Oberlin itself is a college town, flat, pretty, and full of things to do that seem interesting as long as you know you don't have to live there. We searched a long time for a parking spot before going to Reunion Central, where we found out that we were assigned a room in a dorm that Beff always wanted to live in, but didn't get the luck of the draw. For you see, this dorm has a turret room. We didn't get the turret, but we did get to relive dorm chic -- single beds on opposite sides of the room, a walk-in closet half the size of the room, and modular desks and dressers. Not to mention, undressing in front of naked men in the bathroom in the morning. It was at the end of a hallway, which made it seemingly fairly quiet. A buffet of usual buffet suspects was available to us in the common room, so we did what we could with it -- why, some of it was almost food-like.
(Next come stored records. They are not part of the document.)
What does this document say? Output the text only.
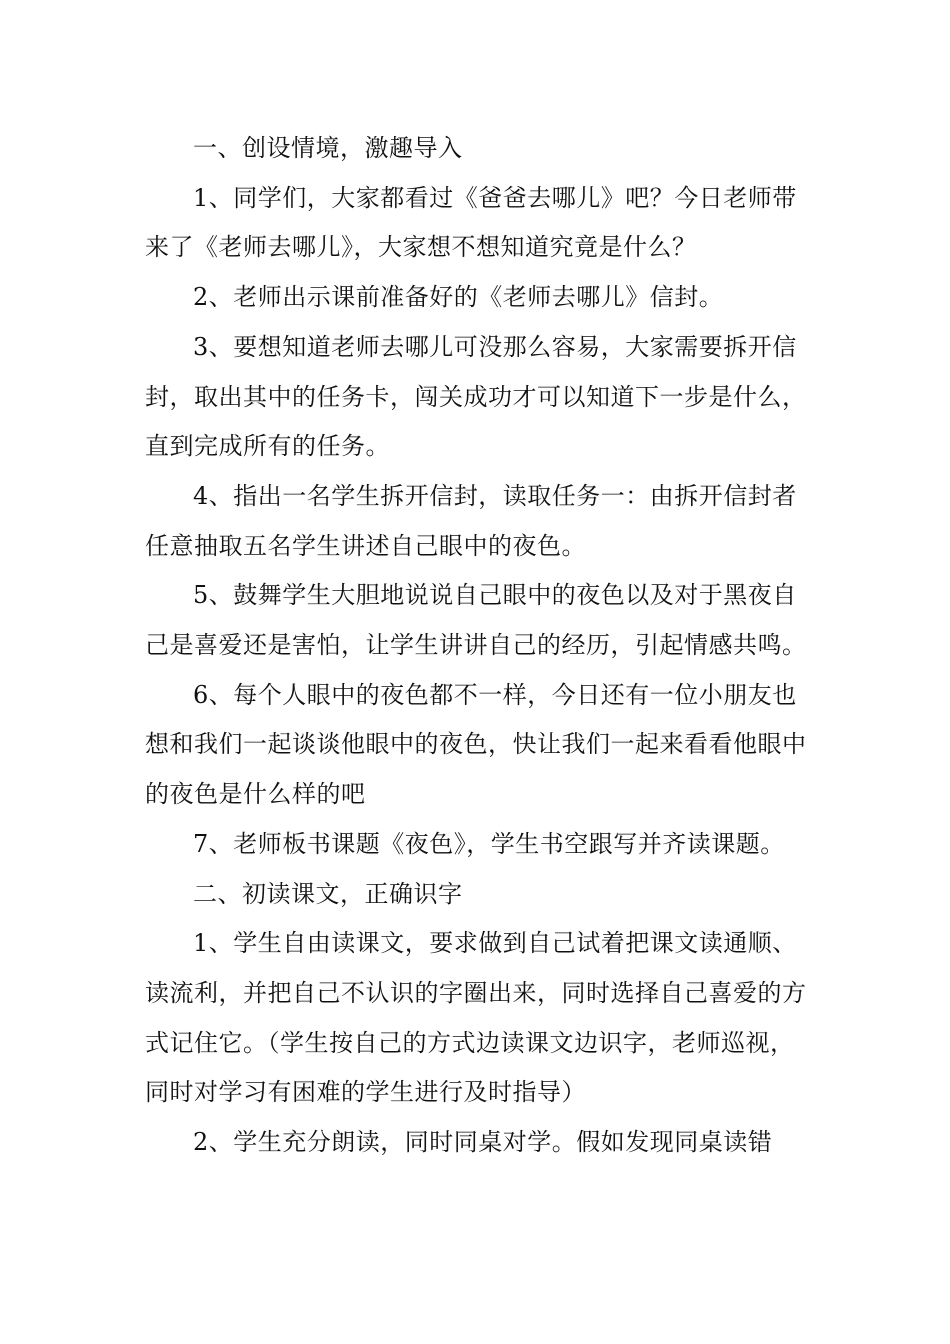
一、创设情境，激趣导入

1、同学们，大家都看过《爸爸去哪儿》吧？今日老师带来了《老师去哪儿》，大家想不想知道究竟是什么？

2、老师出示课前准备好的《老师去哪儿》信封。

3、要想知道老师去哪儿可没那么容易，大家需要拆开信封，取出其中的任务卡，闯关成功才可以知道下一步是什么，直到完成所有的任务。

4、指出一名学生拆开信封，读取任务一：由拆开信封者任意抽取五名学生讲述自己眼中的夜色。

5、鼓舞学生大胆地说说自己眼中的夜色以及对于黑夜自己是喜爱还是害怕，让学生讲讲自己的经历，引起情感共鸣。

6、每个人眼中的夜色都不一样，今日还有一位小朋友也想和我们一起谈谈他眼中的夜色，快让我们一起来看看他眼中的夜色是什么样的吧

7、老师板书课题《夜色》，学生书空跟写并齐读课题。

二、初读课文，正确识字

1、学生自由读课文，要求做到自己试着把课文读通顺、读流利，并把自己不认识的字圈出来，同时选择自己喜爱的方式记住它。（学生按自己的方式边读课文边识字，老师巡视，同时对学习有困难的学生进行及时指导）

2、学生充分朗读，同时同桌对学。假如发现同桌读错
Beff reconnected with several people from her dorm and external apartment days, and it became somewhat of a clique. Indeed, if there is anything to describe our corner of the reunion, it is Chickfest. Plenty of graduates from the college came to the reunion, but Beff was one of a very few graduates of the Con (conservatory) to come. One of the few non-chicks encountered was the husband of Teresa McCollough, a noted Davy interpreter, but Teresa herself was not there. In fact, this thing about the spouse coming along with the reunioner was not too common. The men's room was on our floor, and ladies rooms on other floors. Ah, the long walk to the bathroom sure brought back memories -- very, very dim ones.